Gridmap

Public docs:

From Reddit

There is plenty of false rumor about GridMap. Here some corrections as I had to deal with the GridMap source code plenty of times in recent months:

GridMap gets a lot of flack and while there are undeniable issues (especially with the GUI), plenty of those issues that GridMap is blamed for by users are actual engine bugs or weird design choices and the grid layout amplifies them so those engine bugs and design flaws become very noticeable for the average user.

Visuals

GridMap is efficient, but it is only efficient if your setup is designed to be efficient.

GridMap updates per octant, which is a unit that maps a world position divided by this otctant size value to the map. This octant forms an update unit that bundles single cells together. If you have a large octant size and very few meshlibrary items GridMap is peak efficient, if you do the opposite it gets worst than using single MeshInstance nodes for each cell.

The GridMap creates a MultiMesh instance for each meshlibrary item that is used in the same octant. This means if you have a high octant value, lets say 100 cells per octant, and you only have 2 different meshlibrary items used inside your octant, you only have two rendering update calls for all those 100 items instead of 100 update calls (and more update stuff) if you use single MeshInstance nodes.

Now if you go with the default 8 cells per octant and use 8 different meshlibrary items mixed in the same octant you have 8 multimeshinstances and your efficiency is mostly gone. If you use an octant size of 1 you are basically using are worse version of a single MeshInstance nodes, cause those at least can be culled individually.

A MultiMesh has plenty of rendering limitations like no internal culling, it is visible or not visible for all instances. Users often expect the regular full range of features that they know from single MeshInstance nodes but this expectation can't be met. If GridMap would use MeshInstance nodes it would be just a swift grid placement tool (Editor already has grid snap) with the worst runtime performance imagineable.

Collision

Again GridMap merges physics bodies per octant. It does so by creating only physics shapes for each cell used in the octant that has a cell baked collision in the meshlibrary item. All those octant shapes are merged under a single physics body for the octant.
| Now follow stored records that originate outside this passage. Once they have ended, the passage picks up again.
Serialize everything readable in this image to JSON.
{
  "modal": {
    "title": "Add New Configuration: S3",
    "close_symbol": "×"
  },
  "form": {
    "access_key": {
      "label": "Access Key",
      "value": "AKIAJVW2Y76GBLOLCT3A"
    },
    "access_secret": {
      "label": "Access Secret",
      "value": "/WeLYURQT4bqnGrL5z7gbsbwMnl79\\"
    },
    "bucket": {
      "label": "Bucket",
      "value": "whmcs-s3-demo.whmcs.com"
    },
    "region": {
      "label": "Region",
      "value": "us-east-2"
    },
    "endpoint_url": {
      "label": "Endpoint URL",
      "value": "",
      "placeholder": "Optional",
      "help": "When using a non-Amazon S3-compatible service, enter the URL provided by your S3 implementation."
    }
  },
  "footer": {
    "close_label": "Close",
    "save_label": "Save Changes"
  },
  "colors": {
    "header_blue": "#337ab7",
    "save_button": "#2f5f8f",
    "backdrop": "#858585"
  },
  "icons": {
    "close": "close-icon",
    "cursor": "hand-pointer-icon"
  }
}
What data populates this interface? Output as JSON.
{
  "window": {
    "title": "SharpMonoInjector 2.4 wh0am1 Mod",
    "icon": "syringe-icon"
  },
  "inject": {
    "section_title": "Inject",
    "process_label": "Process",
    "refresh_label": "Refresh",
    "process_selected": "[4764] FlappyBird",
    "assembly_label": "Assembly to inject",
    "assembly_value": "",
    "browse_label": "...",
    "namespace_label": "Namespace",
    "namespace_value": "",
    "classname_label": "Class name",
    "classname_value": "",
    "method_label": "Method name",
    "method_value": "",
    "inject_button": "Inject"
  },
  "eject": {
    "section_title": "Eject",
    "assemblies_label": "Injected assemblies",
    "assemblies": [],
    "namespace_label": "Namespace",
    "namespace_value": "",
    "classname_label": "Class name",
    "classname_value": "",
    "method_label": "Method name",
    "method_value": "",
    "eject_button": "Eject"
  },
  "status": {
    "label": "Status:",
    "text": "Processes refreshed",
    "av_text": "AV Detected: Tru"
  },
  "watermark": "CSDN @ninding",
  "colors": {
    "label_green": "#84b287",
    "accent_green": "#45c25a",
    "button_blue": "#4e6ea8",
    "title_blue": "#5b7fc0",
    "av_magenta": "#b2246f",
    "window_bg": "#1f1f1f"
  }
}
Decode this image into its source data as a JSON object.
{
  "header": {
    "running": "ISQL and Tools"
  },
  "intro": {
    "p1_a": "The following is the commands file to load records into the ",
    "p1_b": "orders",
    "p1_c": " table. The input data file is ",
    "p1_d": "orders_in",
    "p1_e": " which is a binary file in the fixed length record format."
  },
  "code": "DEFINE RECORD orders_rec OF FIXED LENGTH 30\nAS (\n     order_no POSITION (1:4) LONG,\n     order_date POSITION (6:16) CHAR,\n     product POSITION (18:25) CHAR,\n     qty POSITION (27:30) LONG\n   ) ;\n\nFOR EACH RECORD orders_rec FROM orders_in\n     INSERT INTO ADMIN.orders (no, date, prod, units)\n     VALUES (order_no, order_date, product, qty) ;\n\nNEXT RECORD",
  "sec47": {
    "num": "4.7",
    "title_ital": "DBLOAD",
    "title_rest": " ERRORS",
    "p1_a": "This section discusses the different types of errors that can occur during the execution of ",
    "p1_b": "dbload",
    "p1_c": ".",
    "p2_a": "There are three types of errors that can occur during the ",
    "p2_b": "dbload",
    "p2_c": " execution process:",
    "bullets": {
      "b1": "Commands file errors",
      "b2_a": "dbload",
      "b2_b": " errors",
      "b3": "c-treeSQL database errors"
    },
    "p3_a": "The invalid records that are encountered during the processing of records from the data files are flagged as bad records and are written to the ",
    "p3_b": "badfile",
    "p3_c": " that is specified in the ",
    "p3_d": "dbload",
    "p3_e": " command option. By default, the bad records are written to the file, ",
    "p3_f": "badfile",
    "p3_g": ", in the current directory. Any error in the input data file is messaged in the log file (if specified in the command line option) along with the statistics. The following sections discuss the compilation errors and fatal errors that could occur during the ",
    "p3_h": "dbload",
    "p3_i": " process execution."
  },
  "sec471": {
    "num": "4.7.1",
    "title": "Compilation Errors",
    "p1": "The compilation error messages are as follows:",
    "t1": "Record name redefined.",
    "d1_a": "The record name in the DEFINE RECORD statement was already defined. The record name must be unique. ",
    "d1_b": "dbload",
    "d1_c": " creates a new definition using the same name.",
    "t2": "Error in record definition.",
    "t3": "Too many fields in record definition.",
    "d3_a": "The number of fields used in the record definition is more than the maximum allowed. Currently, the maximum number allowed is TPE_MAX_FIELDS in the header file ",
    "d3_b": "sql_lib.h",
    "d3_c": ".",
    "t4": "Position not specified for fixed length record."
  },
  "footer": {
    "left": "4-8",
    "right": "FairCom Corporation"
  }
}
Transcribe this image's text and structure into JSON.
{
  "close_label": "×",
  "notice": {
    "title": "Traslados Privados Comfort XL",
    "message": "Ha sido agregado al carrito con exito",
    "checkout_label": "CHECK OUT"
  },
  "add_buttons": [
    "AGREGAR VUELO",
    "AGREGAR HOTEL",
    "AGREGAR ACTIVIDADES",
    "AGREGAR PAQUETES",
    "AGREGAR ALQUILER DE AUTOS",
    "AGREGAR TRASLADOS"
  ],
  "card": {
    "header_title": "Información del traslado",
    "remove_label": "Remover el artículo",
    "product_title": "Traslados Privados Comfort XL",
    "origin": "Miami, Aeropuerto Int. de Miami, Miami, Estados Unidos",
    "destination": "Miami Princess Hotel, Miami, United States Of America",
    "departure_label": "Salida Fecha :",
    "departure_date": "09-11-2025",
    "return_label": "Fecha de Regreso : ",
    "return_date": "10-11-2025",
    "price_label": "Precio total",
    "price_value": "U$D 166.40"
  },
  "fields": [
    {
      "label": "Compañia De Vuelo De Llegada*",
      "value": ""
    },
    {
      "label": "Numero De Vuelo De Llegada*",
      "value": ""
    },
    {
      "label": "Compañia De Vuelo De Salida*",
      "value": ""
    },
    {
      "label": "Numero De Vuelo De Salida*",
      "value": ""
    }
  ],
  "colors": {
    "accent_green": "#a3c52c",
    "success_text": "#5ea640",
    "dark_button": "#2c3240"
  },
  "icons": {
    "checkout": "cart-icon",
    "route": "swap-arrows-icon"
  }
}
The issues that users report the most are wonky movement and collsion around cell edges but this is not a GridMap issue, it is a core bug in the physics engine and noticeable on all collision edges in all projects to some extend. GridMap makes it just very noticeable cause on a flat floor there are so many cell edges.

GridMap currently creates a single navigation region for each used cell that has a meshlibrary item with a baked navigationmesh. This alone is inefficient but when users have a lot of empty cells where the navigationmeshes can not merge by vertex they go through the very expensive edge distance calculation. The horror begins when a user changes one of those cells with baked navigation cause then the entire navigation map needs to update in full resulting into very noticeable lag on larger maps.

There is also a quality problem with these small, square shaped cells that is shared with GridMap, which is that this layout adds artifical vertex corners and edges that should not exist in an optimized navigation map. Hence post-processing like path optimization and corridior funnel do not work well and you often get wonky paths when moving diagonal. GridMap works with the NavigationMesh baking from NavigationMeshInstances / NavigationRegion3D so depending on your setup you can work around this by not using the build-in navigation of the GridMap and bake a far better navigationmesh for the entire GridMap.